Are cinemas back to normal? Possibly not. After a strong final quarter last year, management said that January and February were affected by Omicron and a “lack of major movie releases”. Stronger trading is expected from March onwards.
However, the group’s 2021 revenue and underlying earnings did match analysts’ estimates. This gives me hope that management is making accurate forecasts and may be able to deliver on guidance for this year.
$1bn legal bill: There’s no update on a recent Canadian court ruling that could see Cineworld forced to pay $1bn in damages to rival Cineplex. Cineworld “strongly disagrees with this judgement and has appealed the decision”.
However, it has warned today that as things stand, it would not be able to pay the damages. That’s a serious red flag for me.
Debt mountain: I’d hoped that its borrowings would be unchanged from the half-year results, but they’ve continued to rise. Today’s results show a total net debt of $8.9bn, up from $8.4bn at the end of June.
Most of the extra borrowing seems to relate to one-off costs that shouldn’t repeat. So perhaps that’s hopeful. But management comments suggest that the group could still face problems repaying its loans on schedule.
Cineworld share price: what next?
Cineworld boss Mooky Greidinger is a real cinema enthusiast. The Greidinger family are also controlling shareholders of Global City Holdings, which owns 20% of the firm.
I think Mr Greidinger is well motivated to return Cineworld to health. But it looks like a tough challenge to me.
The company’s base case forecast for this year is that admissions will rise to 85% of 2019 levels in the US, and to 90% in the UK. If this happens, Mr Greidinger believes that Cineworld should just be able make it through the year without breaching any of its borrowing limits.
However, he’s warned that any setbacks could see Cineworld face problems repaying its debts on schedule. If the company is forced to raise funds by selling new shares, shareholders could face significant dilution.

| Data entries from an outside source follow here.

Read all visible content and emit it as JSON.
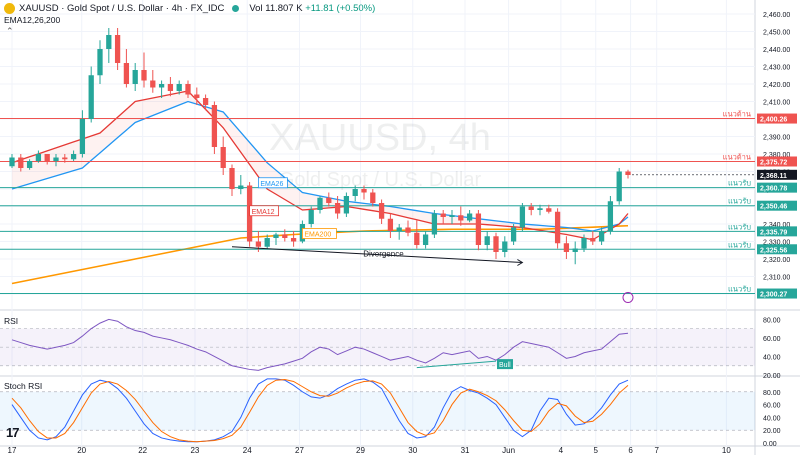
{
  "header": {
    "symbol": "XAUUSD · Gold Spot / U.S. Dollar · 4h · FX_IDC",
    "volume_label": "Vol",
    "volume_value": "11.807 K",
    "volume_change": "+11.81 (+0.50%)",
    "indicator_label": "EMA12,26,200"
  },
  "watermark": {
    "symbol": "XAUUSD, 4h",
    "name": "Gold Spot / U.S. Dollar"
  },
  "panes": {
    "rsi_label": "RSI",
    "stoch_label": "Stoch RSI"
  },
  "colors": {
    "up": "#26a69a",
    "down": "#ef5350",
    "ema12": "#e53935",
    "ema26": "#2196f3",
    "ema200": "#ff9800",
    "resistance": "#ef5350",
    "support": "#26a69a",
    "rsi": "#7e57c2",
    "stoch_k": "#2962ff",
    "stoch_d": "#ff6d00"
  },
  "chart_data": [
    {
      "type": "candlestick",
      "x_ticks": [
        "17",
        "20",
        "22",
        "23",
        "24",
        "27",
        "29",
        "30",
        "31",
        "Jun",
        "4",
        "5",
        "6",
        "7",
        "10"
      ],
      "y_ticks": [
        2300,
        2310,
        2320,
        2330,
        2340,
        2350,
        2360,
        2370,
        2380,
        2390,
        2400,
        2410,
        2420,
        2430,
        2440,
        2450,
        2460
      ],
      "y_tick_labels": [
        "2,300.00",
        "2,310.00",
        "2,320.00",
        "2,330.00",
        "2,340.00",
        "2,350.00",
        "2,360.00",
        "2,370.00",
        "2,380.00",
        "2,390.00",
        "2,400.00",
        "2,410.00",
        "2,420.00",
        "2,430.00",
        "2,440.00",
        "2,450.00",
        "2,460.00"
      ],
      "ylim": [
        2292,
        2468
      ],
      "candles": [
        [
          2373,
          2380,
          2372,
          2378
        ],
        [
          2378,
          2380,
          2370,
          2372
        ],
        [
          2372,
          2377,
          2371,
          2376
        ],
        [
          2376,
          2382,
          2375,
          2380
        ],
        [
          2380,
          2379,
          2374,
          2376
        ],
        [
          2376,
          2380,
          2373,
          2378
        ],
        [
          2378,
          2380,
          2375,
          2377
        ],
        [
          2377,
          2382,
          2376,
          2380
        ],
        [
          2380,
          2405,
          2378,
          2400
        ],
        [
          2400,
          2430,
          2398,
          2425
        ],
        [
          2425,
          2445,
          2420,
          2440
        ],
        [
          2440,
          2452,
          2432,
          2448
        ],
        [
          2448,
          2452,
          2428,
          2432
        ],
        [
          2432,
          2440,
          2418,
          2420
        ],
        [
          2420,
          2432,
          2416,
          2428
        ],
        [
          2428,
          2438,
          2418,
          2422
        ],
        [
          2422,
          2428,
          2415,
          2418
        ],
        [
          2418,
          2422,
          2412,
          2420
        ],
        [
          2420,
          2424,
          2413,
          2416
        ],
        [
          2416,
          2422,
          2414,
          2420
        ],
        [
          2420,
          2422,
          2412,
          2414
        ],
        [
          2414,
          2418,
          2408,
          2412
        ],
        [
          2412,
          2414,
          2405,
          2408
        ],
        [
          2408,
          2410,
          2380,
          2384
        ],
        [
          2384,
          2390,
          2368,
          2372
        ],
        [
          2372,
          2374,
          2356,
          2360
        ],
        [
          2360,
          2368,
          2357,
          2362
        ],
        [
          2362,
          2364,
          2327,
          2330
        ],
        [
          2330,
          2336,
          2324,
          2327
        ],
        [
          2327,
          2334,
          2326,
          2332
        ],
        [
          2332,
          2335,
          2328,
          2334
        ],
        [
          2334,
          2337,
          2330,
          2332
        ],
        [
          2332,
          2336,
          2327,
          2330
        ],
        [
          2330,
          2342,
          2329,
          2340
        ],
        [
          2340,
          2350,
          2338,
          2348
        ],
        [
          2348,
          2356,
          2346,
          2355
        ],
        [
          2355,
          2358,
          2350,
          2352
        ],
        [
          2352,
          2356,
          2343,
          2346
        ],
        [
          2346,
          2358,
          2344,
          2356
        ],
        [
          2356,
          2362,
          2353,
          2360
        ],
        [
          2360,
          2362,
          2354,
          2358
        ],
        [
          2358,
          2360,
          2350,
          2352
        ],
        [
          2352,
          2354,
          2340,
          2343
        ],
        [
          2343,
          2346,
          2332,
          2336
        ],
        [
          2336,
          2340,
          2331,
          2338
        ],
        [
          2338,
          2342,
          2333,
          2335
        ],
        [
          2335,
          2342,
          2326,
          2328
        ],
        [
          2328,
          2336,
          2326,
          2334
        ],
        [
          2334,
          2348,
          2332,
          2346
        ],
        [
          2346,
          2348,
          2340,
          2344
        ],
        [
          2344,
          2348,
          2340,
          2345
        ],
        [
          2345,
          2350,
          2339,
          2342
        ],
        [
          2342,
          2348,
          2341,
          2346
        ],
        [
          2346,
          2348,
          2325,
          2328
        ],
        [
          2328,
          2336,
          2325,
          2333
        ],
        [
          2333,
          2335,
          2320,
          2324
        ],
        [
          2324,
          2333,
          2321,
          2330
        ],
        [
          2330,
          2340,
          2328,
          2338
        ],
        [
          2338,
          2352,
          2336,
          2350
        ],
        [
          2350,
          2352,
          2345,
          2348
        ],
        [
          2348,
          2351,
          2345,
          2349
        ],
        [
          2349,
          2351,
          2346,
          2347
        ],
        [
          2347,
          2349,
          2326,
          2329
        ],
        [
          2329,
          2333,
          2320,
          2324
        ],
        [
          2324,
          2330,
          2317,
          2326
        ],
        [
          2326,
          2334,
          2324,
          2332
        ],
        [
          2332,
          2336,
          2328,
          2330
        ],
        [
          2330,
          2338,
          2328,
          2336
        ],
        [
          2336,
          2356,
          2334,
          2353
        ],
        [
          2353,
          2372,
          2351,
          2370
        ],
        [
          2370,
          2371,
          2366,
          2368
        ]
      ],
      "ema12_points": [
        [
          0,
          2375
        ],
        [
          10,
          2392
        ],
        [
          14,
          2410
        ],
        [
          20,
          2416
        ],
        [
          24,
          2395
        ],
        [
          29,
          2360
        ],
        [
          33,
          2348
        ],
        [
          38,
          2350
        ],
        [
          43,
          2346
        ],
        [
          48,
          2340
        ],
        [
          53,
          2340
        ],
        [
          58,
          2338
        ],
        [
          63,
          2334
        ],
        [
          66,
          2331
        ],
        [
          69,
          2340
        ],
        [
          70,
          2346
        ]
      ],
      "ema26_points": [
        [
          0,
          2360
        ],
        [
          8,
          2372
        ],
        [
          14,
          2398
        ],
        [
          20,
          2410
        ],
        [
          24,
          2404
        ],
        [
          29,
          2375
        ],
        [
          33,
          2358
        ],
        [
          38,
          2353
        ],
        [
          43,
          2350
        ],
        [
          48,
          2346
        ],
        [
          53,
          2343
        ],
        [
          58,
          2340
        ],
        [
          63,
          2338
        ],
        [
          66,
          2336
        ],
        [
          69,
          2340
        ],
        [
          70,
          2344
        ]
      ],
      "ema200_points": [
        [
          0,
          2306
        ],
        [
          10,
          2316
        ],
        [
          20,
          2326
        ],
        [
          26,
          2332
        ],
        [
          32,
          2334
        ],
        [
          40,
          2336
        ],
        [
          50,
          2337
        ],
        [
          60,
          2337
        ],
        [
          70,
          2339
        ]
      ],
      "series_labels": [
        {
          "name": "EMA26",
          "index": 28,
          "value": 2363
        },
        {
          "name": "EMA12",
          "index": 27,
          "value": 2347
        },
        {
          "name": "EMA200",
          "index": 33,
          "value": 2334
        }
      ],
      "levels": [
        {
          "value": 2400.26,
          "label": "แนวต้าน",
          "kind": "resistance",
          "price": "2,400.26"
        },
        {
          "value": 2375.72,
          "label": "แนวต้าน",
          "kind": "resistance",
          "price": "2,375.72"
        },
        {
          "value": 2360.78,
          "label": "แนวรับ",
          "kind": "support",
          "price": "2,360.78"
        },
        {
          "value": 2350.46,
          "label": "แนวรับ",
          "kind": "support",
          "price": "2,350.46"
        },
        {
          "value": 2335.79,
          "label": "แนวรับ",
          "kind": "support",
          "price": "2,335.79"
        },
        {
          "value": 2325.56,
          "label": "แนวรับ",
          "kind": "support",
          "price": "2,325.56"
        },
        {
          "value": 2300.27,
          "label": "แนวรับ",
          "kind": "support",
          "price": "2,300.27"
        }
      ],
      "last_price": {
        "value": 2368.11,
        "price": "2,368.11"
      },
      "annotation": {
        "text": "Divergence",
        "from": [
          25,
          2327
        ],
        "to": [
          58,
          2318
        ]
      }
    },
    {
      "type": "line",
      "name": "RSI",
      "y_ticks": [
        20,
        40,
        60,
        80
      ],
      "y_tick_labels": [
        "20.00",
        "40.00",
        "60.00",
        "80.00"
      ],
      "ylim": [
        20,
        88
      ],
      "band": [
        30,
        70
      ],
      "values": [
        58,
        55,
        52,
        50,
        48,
        50,
        52,
        55,
        62,
        70,
        76,
        80,
        78,
        72,
        68,
        66,
        62,
        60,
        58,
        55,
        52,
        48,
        45,
        40,
        35,
        30,
        28,
        26,
        25,
        28,
        30,
        32,
        35,
        38,
        45,
        50,
        48,
        42,
        46,
        50,
        48,
        44,
        40,
        36,
        38,
        40,
        36,
        33,
        38,
        44,
        42,
        44,
        46,
        38,
        40,
        36,
        42,
        50,
        56,
        54,
        52,
        50,
        44,
        38,
        40,
        44,
        46,
        48,
        56,
        64,
        65
      ],
      "annotation": {
        "text": "Bull",
        "from": [
          46,
          28
        ],
        "to": [
          55,
          35
        ]
      }
    },
    {
      "type": "line",
      "name": "Stoch RSI",
      "y_ticks": [
        0,
        20,
        40,
        60,
        80
      ],
      "y_tick_labels": [
        "0.00",
        "20.00",
        "40.00",
        "60.00",
        "80.00"
      ],
      "ylim": [
        -3,
        103
      ],
      "band": [
        20,
        80
      ],
      "k": [
        60,
        40,
        20,
        8,
        5,
        10,
        25,
        50,
        75,
        92,
        98,
        95,
        85,
        70,
        50,
        30,
        15,
        8,
        5,
        3,
        2,
        2,
        3,
        5,
        10,
        18,
        40,
        70,
        92,
        100,
        100,
        98,
        90,
        80,
        72,
        70,
        75,
        85,
        92,
        98,
        100,
        95,
        85,
        60,
        35,
        15,
        8,
        10,
        25,
        55,
        80,
        88,
        82,
        78,
        70,
        60,
        40,
        20,
        10,
        20,
        50,
        70,
        68,
        45,
        28,
        30,
        40,
        55,
        75,
        92,
        98
      ],
      "d": [
        70,
        55,
        35,
        18,
        8,
        8,
        15,
        32,
        55,
        78,
        92,
        96,
        92,
        82,
        68,
        50,
        32,
        18,
        10,
        5,
        3,
        2,
        3,
        4,
        7,
        12,
        25,
        48,
        72,
        90,
        98,
        99,
        96,
        88,
        80,
        74,
        73,
        78,
        86,
        92,
        96,
        97,
        92,
        78,
        55,
        32,
        18,
        12,
        16,
        35,
        60,
        78,
        84,
        80,
        74,
        66,
        52,
        35,
        20,
        18,
        30,
        50,
        62,
        58,
        42,
        32,
        34,
        45,
        60,
        78,
        90
      ]
    }
  ],
  "time_axis": {
    "labels": [
      "17",
      "20",
      "22",
      "23",
      "24",
      "27",
      "29",
      "30",
      "31",
      "Jun",
      "4",
      "5",
      "6",
      "7",
      "10"
    ]
  }
}
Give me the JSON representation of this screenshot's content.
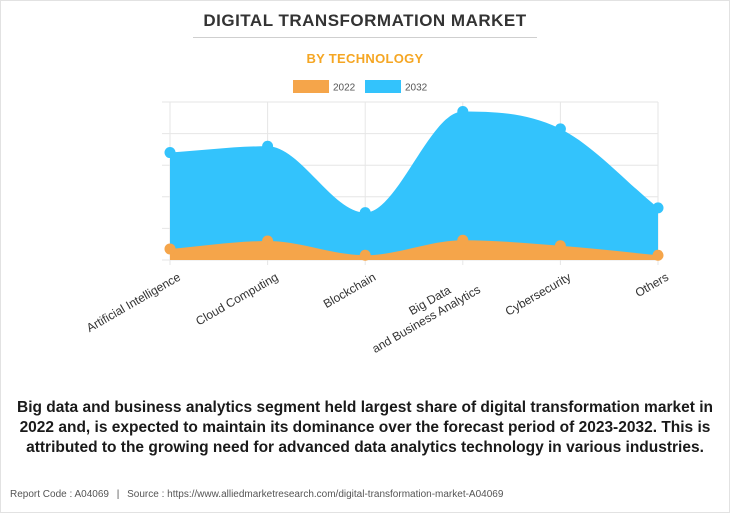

There’s also the risk that Cineworld may have to pay that $1bn in damages to Cineplex. If that happens, I think the group might go into administration.
If everything goes to plan, I think Cineworld’s share price could soar over the next couple of years. Personally, I think this is unlikely. I expect Cineworld shares to continue performing poorly until the group’s financial situation improves. I won’t be buying the shares just yet.